Anyone who,under the influence of any law or regulation, ordinance or custom in or pertaining to any State or Territory or the District of Columbia, subjects or makes subjugated by any citizens from the United States or other person who is subject to being denied any rights or privileges granted under the Constitution and laws. They are accountable to the person who is injured in an action in law, for equity or in any other proper procedure to seek recourse, with the exception that in the event of a suit filed against a judicial official for an omission or act that is a result of his as a judge, relief injunctive is not given unless the declaratory order was in violation or declaratory relief became not available. In the context of this section, every Act of Congress applicable exclusively to the District of Columbia shall be considered as a statute in the District of Columbia.
Deputy Vega was successful in a trial which was later declared a mistrial. He then won the trial that followed. The case was then an appeal before the Ninth Circuit, which reversed the decision and ordered another trial, this time with the same set of rules that had not previously been used in Miranda and ensured a victory for Tekoh. This resulted in an appeal to the Supreme Court taking the case. SCOTUSBlog provides a well-written account about the oral argument, though I would imagine that the writer is chewing up the furniture and baseboards over the decision.
What the court decided was that a violation of the Fifth Amendment is a constitutional violation that can make you appear in the court with a “SS1983” claim, but the Miranda warning is not an exception to the Fifth Amendment. Additionally, two trial judges allowed Tekoh's declaration as evidence even though the absence of a Miranda warning. That alone will tell you that this case is about broadening the reach of SS1983 in litigation, and is not related to the Fifth Amendment.
Miranda is based on a practical decision about what is required to prevent the infringement at hearing of the Fifth Amendment right against compelled self-incrimination. The purpose of this prophylactic action is met by the suppression in the trial of testimony that is obtained by evading Miranda as well as by the application of the decision in other contexts that are recognized. If a victim of a Miranda breach can bring suit against a police official for damages in accordance with SS1983 will have no additional impact on deterrence, and the possibility of these claims could cause a lot of difficulties.
The acceptance of a claim such as Tekoh's could be detrimental to “judicial economy,” Parklane Hosiery Co. v. Shore, 439 U. S. 322, 326 (1979) which requires the federal judge or jury to determine a factual matter (whether Tekoh was in custody at the time of questioning) that was previously determined by a state court. The re-adjudication of this case would not just be inefficient, but it could also undermine legality by removing the “‘strong judicial policy against the creation of two conflicting resolutions'” that is based on the same facts. Heck v. Humphrey, 512 U. S. 477, 484 (1994). It could also cause “unnecessary friction” between the courts of the state and federal by making it necessary for the federal court that is hearing claims like the SS1983 claim to make a decision on factual and legal issues that have been settled by state courts. See Preiser v. Rodriguez, 411 U. S. 475, 490-491 (1973).

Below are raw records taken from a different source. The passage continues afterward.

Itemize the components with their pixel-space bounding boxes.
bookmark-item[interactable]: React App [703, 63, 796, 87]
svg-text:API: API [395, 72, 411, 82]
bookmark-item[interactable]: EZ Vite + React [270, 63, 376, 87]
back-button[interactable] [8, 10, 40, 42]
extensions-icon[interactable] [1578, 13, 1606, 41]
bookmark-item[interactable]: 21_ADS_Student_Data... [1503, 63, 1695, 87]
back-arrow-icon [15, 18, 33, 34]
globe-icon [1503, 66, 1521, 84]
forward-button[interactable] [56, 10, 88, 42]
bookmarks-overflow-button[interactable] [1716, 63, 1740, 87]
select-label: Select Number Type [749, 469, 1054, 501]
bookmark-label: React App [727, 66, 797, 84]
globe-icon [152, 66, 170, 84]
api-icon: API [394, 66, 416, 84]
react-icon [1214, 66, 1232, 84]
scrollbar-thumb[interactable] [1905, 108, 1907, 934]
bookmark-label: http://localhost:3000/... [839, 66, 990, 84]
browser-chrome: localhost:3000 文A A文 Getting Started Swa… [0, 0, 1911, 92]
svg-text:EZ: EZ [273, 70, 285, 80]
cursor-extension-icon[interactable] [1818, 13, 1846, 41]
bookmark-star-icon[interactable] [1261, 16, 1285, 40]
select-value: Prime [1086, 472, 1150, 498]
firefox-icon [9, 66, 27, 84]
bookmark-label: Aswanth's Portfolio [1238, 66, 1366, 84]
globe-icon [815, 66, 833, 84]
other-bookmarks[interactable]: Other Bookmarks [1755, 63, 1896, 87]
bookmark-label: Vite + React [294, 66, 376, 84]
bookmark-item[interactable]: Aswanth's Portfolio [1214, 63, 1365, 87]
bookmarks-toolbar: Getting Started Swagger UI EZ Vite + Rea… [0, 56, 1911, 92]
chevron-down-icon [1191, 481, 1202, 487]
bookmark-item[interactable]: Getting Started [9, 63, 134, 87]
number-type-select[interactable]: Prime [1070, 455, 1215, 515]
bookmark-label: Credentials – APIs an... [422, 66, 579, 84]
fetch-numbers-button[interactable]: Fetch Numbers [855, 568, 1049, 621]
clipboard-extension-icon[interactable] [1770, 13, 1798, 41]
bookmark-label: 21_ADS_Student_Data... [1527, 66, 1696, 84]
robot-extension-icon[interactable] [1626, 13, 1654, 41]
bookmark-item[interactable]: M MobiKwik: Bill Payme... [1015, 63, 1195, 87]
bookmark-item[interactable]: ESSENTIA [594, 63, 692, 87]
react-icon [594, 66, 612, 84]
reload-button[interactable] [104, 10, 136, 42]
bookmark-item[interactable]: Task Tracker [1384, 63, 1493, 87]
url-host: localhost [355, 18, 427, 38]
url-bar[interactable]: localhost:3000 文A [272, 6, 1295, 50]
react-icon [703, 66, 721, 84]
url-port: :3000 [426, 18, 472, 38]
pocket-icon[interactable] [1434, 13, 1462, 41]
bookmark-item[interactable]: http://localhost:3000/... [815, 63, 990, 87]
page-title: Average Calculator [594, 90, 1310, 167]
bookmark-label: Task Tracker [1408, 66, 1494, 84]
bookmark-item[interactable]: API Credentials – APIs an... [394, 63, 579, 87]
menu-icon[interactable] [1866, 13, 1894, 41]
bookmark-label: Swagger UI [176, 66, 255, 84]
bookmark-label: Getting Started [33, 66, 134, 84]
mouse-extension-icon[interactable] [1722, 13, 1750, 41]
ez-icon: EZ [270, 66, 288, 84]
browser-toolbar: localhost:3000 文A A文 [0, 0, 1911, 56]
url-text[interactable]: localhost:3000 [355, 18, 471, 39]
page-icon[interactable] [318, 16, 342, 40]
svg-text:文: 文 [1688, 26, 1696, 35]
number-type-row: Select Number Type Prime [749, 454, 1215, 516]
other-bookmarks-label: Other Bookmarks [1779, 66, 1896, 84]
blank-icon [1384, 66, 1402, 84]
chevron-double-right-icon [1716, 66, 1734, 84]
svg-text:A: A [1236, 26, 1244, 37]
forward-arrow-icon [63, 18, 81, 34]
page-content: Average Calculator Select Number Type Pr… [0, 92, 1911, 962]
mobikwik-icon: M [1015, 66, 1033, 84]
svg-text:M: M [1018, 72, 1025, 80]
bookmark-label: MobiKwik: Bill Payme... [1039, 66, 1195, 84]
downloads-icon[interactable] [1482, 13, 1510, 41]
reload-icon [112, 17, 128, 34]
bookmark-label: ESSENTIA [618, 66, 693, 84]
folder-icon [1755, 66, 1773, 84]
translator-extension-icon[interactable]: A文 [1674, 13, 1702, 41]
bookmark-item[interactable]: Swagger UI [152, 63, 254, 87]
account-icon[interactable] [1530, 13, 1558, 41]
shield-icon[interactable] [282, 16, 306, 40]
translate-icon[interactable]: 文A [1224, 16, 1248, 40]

The possibility of allowing SS1983 lawsuits to be based on Miranda claims may also bring up numerous procedural questions including whether a federal court that is considering the SS1983 claim is required to pay consideration to a trial judge's facts; whether the forfeiture rules and other plainerror laws are carried over to the trial in the case of a criminal, whether harmless error rules are applicable; and the possibility of civil damages in cases where the statement was not made public and did not have any impact on the result of the criminal trial.
In essence, Miranda is exactly what it always has been. Nothing a leftist writes is going to alter this.